Asbury Park was a popular destination for LGBTQ travelers at least as early as the 1930s, when it had a number of underground gay and lesbian bars. Conditions in the city deteriorated after a series of race riots in 1970 and the subsequent onset of the AIDS epidemic, which ravaged the local gay community. Circumstances began to improve in 1991, when New Jersey passed a law barring discrimination on the basis of sexual orientation. The state's first Pride celebration was held in Asbury Park the following year, and the town soon saw a boom in LGBT-owned businesses.

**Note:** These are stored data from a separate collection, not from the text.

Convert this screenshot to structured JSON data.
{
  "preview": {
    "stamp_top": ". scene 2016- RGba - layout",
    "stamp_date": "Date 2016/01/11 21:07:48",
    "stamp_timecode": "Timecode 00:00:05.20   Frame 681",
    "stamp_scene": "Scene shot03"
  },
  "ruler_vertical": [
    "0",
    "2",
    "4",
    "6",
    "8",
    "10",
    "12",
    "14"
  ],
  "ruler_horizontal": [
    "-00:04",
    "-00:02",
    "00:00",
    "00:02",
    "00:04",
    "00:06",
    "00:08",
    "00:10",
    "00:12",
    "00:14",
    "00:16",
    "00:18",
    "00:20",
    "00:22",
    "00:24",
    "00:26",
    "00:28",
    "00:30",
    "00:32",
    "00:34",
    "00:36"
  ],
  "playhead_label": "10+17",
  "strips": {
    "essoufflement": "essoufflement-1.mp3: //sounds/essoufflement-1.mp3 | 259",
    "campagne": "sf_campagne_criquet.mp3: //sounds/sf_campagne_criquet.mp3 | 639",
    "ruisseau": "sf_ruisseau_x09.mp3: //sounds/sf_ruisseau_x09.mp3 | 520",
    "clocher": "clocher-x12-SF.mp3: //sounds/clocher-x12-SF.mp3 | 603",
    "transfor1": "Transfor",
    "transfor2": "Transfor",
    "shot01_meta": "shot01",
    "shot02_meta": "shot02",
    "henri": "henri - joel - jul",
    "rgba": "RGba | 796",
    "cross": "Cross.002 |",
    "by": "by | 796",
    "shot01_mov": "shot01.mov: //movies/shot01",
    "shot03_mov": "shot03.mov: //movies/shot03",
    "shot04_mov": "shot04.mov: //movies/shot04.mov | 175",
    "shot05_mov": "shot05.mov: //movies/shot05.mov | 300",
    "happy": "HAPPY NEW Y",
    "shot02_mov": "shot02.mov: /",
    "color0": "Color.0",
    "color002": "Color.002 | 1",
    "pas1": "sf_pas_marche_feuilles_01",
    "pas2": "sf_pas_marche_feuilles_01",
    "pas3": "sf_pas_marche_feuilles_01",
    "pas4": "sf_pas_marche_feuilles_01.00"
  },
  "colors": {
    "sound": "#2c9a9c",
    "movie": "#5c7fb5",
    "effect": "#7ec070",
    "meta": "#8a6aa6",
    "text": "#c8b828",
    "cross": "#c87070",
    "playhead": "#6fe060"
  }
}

In 1998, record producer Shep Pettibone purchased the Empress Hotel and its adjoining nightclub, at which time the facilities had been non-operational for more than a decade. Initially, the move was only meant to be a financial investment, but Pettibone decided to target his business toward the LGBT customer base in hopes that this would attract that community back to Asbury Park. He renovated both properties but focused on the club first; renamed Paradise, it opened in May 1999. The hotel followed in 2004 or 2005. According to NJ.com, Paradise is one of the oldest continuously operated gay clubs in New Jersey and has played a role in "the revitalization of Asbury Park". The town and its businesses, including well-known locales like The Stone Pony, were still struggling when Paradise opened, and the return of the club and hotel helped boost the local economy. It also contributed to the renewal of Asbury Park's popularity as an LGBT destination on the Jersey Shore.

===2010s to present===

Hurricane Sandy blew the roof off of the Empress in 2012, and during the building's repair process, Pettibone gave Paradise a number of upgrades, including a new dance floor, video displays and laser lights. In the wake of the 2016 Pulse nightclub shooting in Orlando, Paradise and other Asbury Park nightlife venues implemented new security measures, and local law enforcement increased its presence around all queer establishments in the area. In 2017, Paradise was the host venue of the Mr. and Miss Gay United States pageant. Like other bars, clubs and restaurants, Paradise was ordered to close at the start of the COVID-19 pandemic in New Jersey. Traditionally a prime location for Pride festivities, it instead held a virtual celebration in June 2020. Paradise was able to reopen its tiki bar and pool area for outdoor service in the summer.

==Reception==

In its 2018 article "All 47 bars in Asbury Park, ranked worst to best", NJ.com listed Paradise in 21st place and called it "the most popular gay club at the Jersey Shore". The venue has received praise for "the 'family-like' feeling one gets inside" and for "the transformative work it has done for the LGBT community over the past two decades". Michael Cook of Hornet.com said: "Poolside cocktails, tea dances and top DJs make Paradise the go-to spot for spending those lazy (and not-so-lazy) days of summer." In an Instinct article, Cook wrote that the club was "a trailblazer in the community". A FunNewJersey.com assessment placed the club among the "Best Gay Bars in NJ", remarked that it offers "the very best in entertainment", and concluded: "Whether you're looking to spend your night on the dance floor, have a great meal, a great time with friends, or you're looking to enjoy an intimate time in the chill Martini Lounge for specialty cocktails, Paradise offers it all."